因此作者利用了a per-pixel sigmoid，並且定義 Lmask 為平均二值交叉熵損失（the average binary cross-entropy loss）. 
對於一個屬於第k個類別的RoI， Lmask 僅僅考慮第k個mask（其他的掩模輸入不會貢獻到損失函數中）。這樣的定義會允許對每個類別都會生成掩模，並且不會存在類間競爭。
  # Losses
            rpn_class_loss = KL.Lambda(lambda x: rpn_class_loss_graph(*x), name="rpn_class_loss")(
                [input_rpn_match, rpn_class_logits])
            rpn_bbox_loss = KL.Lambda(lambda x: rpn_bbox_loss_graph(config, *x), name="rpn_bbox_loss")(
                [input_rpn_bbox, input_rpn_match, rpn_bbox])
            class_loss = KL.Lambda(lambda x: mrcnn_class_loss_graph(*x), name="mrcnn_class_loss")(
                [target_class_ids, mrcnn_class_logits, active_class_ids])
            bbox_loss = KL.Lambda(lambda x: mrcnn_bbox_loss_graph(*x), name="mrcnn_bbox_loss")(
                [target_bbox, target_class_ids, mrcnn_bbox])
            mask_loss = KL.Lambda(lambda x: mrcnn_mask_loss_graph(*x), name="mrcnn_mask_loss")(
                [target_mask, target_class_ids, mrcnn_mask])
1.9--總的模型上面只是介紹了模型的每一步，要把各個模型串聯起來，才可以形成一個整體的網絡，網絡的整體定義如下：
# Model
            inputs = [input_image, input_image_meta,
                      input_rpn_match, input_rpn_bbox, input_gt_class_ids, input_gt_boxes, input_gt_masks]
            if not config.USE_RPN_ROIS:
                inputs.append(input_rois)
            outputs = [rpn_class_logits, rpn_class, rpn_bbox,
                       mrcnn_class_logits, mrcnn_class, mrcnn_bbox, mrcnn_mask,
                       rpn_rois, output_rois,
                       rpn_class_loss, rpn_bbox_loss, class_loss, bbox_loss, mask_loss]
            model = KM.Model(inputs, outputs, name='mask_rcnn')
2--模型的訓練在模型訓練的時候，會根據配置文件讀取信息，將數據讀取到一個dataset的對象中，會計算出圖片真實的anchor和 mask在模型的rpn階段計算loss值使用。這個代碼可以設置每次訓練的層數，甚至可以只訓練某基層。
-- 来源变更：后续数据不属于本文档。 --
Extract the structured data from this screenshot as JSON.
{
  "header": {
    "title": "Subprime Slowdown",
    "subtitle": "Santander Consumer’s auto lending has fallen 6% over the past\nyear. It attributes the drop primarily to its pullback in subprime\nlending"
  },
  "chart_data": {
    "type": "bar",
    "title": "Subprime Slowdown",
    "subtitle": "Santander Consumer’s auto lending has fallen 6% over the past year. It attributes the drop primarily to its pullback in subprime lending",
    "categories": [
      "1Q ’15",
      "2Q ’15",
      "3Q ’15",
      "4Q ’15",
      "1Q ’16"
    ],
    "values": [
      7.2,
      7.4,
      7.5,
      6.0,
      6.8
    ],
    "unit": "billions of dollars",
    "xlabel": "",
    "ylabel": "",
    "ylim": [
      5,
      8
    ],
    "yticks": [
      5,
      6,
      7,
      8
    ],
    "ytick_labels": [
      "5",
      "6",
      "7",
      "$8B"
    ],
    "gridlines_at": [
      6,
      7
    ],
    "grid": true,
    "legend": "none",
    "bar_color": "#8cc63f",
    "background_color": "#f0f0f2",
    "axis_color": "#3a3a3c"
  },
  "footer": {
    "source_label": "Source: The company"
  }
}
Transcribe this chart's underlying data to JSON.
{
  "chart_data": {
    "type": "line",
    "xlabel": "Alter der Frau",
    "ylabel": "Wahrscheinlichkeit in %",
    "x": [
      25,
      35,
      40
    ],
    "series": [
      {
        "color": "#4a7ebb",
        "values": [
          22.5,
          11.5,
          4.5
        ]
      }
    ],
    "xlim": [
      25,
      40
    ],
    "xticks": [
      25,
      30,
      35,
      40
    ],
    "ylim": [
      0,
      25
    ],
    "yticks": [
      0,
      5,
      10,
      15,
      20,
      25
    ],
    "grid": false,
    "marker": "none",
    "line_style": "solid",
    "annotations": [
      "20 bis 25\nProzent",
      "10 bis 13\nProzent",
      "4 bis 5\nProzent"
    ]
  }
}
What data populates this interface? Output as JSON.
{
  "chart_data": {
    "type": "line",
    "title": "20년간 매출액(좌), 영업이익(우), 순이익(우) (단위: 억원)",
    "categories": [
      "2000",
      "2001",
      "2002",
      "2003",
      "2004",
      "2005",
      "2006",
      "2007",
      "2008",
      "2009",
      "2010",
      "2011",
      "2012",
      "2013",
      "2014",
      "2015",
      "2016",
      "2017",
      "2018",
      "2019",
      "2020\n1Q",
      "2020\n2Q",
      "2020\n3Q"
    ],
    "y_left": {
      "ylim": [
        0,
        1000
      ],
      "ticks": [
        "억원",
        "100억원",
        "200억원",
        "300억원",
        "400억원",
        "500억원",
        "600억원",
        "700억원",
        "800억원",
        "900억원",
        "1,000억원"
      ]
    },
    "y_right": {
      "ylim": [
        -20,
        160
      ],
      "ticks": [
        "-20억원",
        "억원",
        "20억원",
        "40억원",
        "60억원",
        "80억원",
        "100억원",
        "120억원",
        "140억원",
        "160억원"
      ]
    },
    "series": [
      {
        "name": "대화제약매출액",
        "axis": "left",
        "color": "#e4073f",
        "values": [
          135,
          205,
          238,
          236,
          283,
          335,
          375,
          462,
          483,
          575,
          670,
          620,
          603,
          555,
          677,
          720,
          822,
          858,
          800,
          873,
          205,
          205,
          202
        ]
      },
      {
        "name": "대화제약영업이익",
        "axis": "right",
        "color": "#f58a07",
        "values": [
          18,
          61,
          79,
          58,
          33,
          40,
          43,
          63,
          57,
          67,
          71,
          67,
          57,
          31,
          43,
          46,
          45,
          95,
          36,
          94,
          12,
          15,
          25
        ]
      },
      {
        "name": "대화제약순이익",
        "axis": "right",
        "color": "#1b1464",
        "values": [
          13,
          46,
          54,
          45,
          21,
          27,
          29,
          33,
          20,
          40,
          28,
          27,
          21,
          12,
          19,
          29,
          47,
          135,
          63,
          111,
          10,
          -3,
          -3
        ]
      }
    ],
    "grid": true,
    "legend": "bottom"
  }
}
訓練的時候最重要的是data_generator的生成：
def data_generator(dataset, config, shuffle=True, augment=False, augmentation=None,
                   random_rois=0, batch_size=1, detection_targets=False,
                   no_augmentation_sources=None):
    """A generator that returns images and corresponding target class ids,
    bounding box deltas, and masks.

    dataset: The Dataset object to pick data from
    config: The model config object
    shuffle: If True, shuffles the samples before every epoch
    augment: (deprecated. Use augmentation instead). If true, apply random
        image augmentation. Currently, only horizontal flipping is offered.
    augmentation: Optional. An imgaug (https://github.com/aleju/imgaug) augmentation.
        For example, passing imgaug.augmenters.Fliplr(0.5) flips images
        right/left 50% of the time.
    random_rois: If > 0 then generate proposals to be used to train the
                 network classifier and mask heads. Useful if training
                 the Mask RCNN part without the RPN.
    batch_size: How many images to return in each call
    detection_targets: If True, generate detection targets (class IDs, bbox
        deltas, and masks). Typically for debugging or visualizations because
        in trainig detection targets are generated by DetectionTargetLayer.
    no_augmentation_sources: Optional. List of sources to exclude for
        augmentation. A source is string that identifies a dataset and is
        defined in the Dataset class.

    Returns a Python generator. Upon calling next() on it, the
    generator returns two lists, inputs and outputs. The contents
    of the lists differs depending on the received arguments:
    inputs list:
    - images: [batch, H, W, C]
    - image_meta: [batch, (meta data)] Image details. See compose_image_meta()
    - rpn_match: [batch, N] Integer (1=positive anchor, -1=negative, 0=neutral)
    - rpn_bbox: [batch, N, (dy, dx, log(dh), log(dw))] Anchor bbox deltas.
    - gt_class_ids: [batch, MAX_GT_INSTANCES] Integer class IDs
    - gt_boxes: [batch, MAX_GT_INSTANCES, (y1, x1, y2, x2)]
    - gt_masks: [batch, height, width, MAX_GT_INSTANCES]. The height and width
                are those of the image unless use_mini_mask is True, in which
                case they are defined in MINI_MASK_SHAPE.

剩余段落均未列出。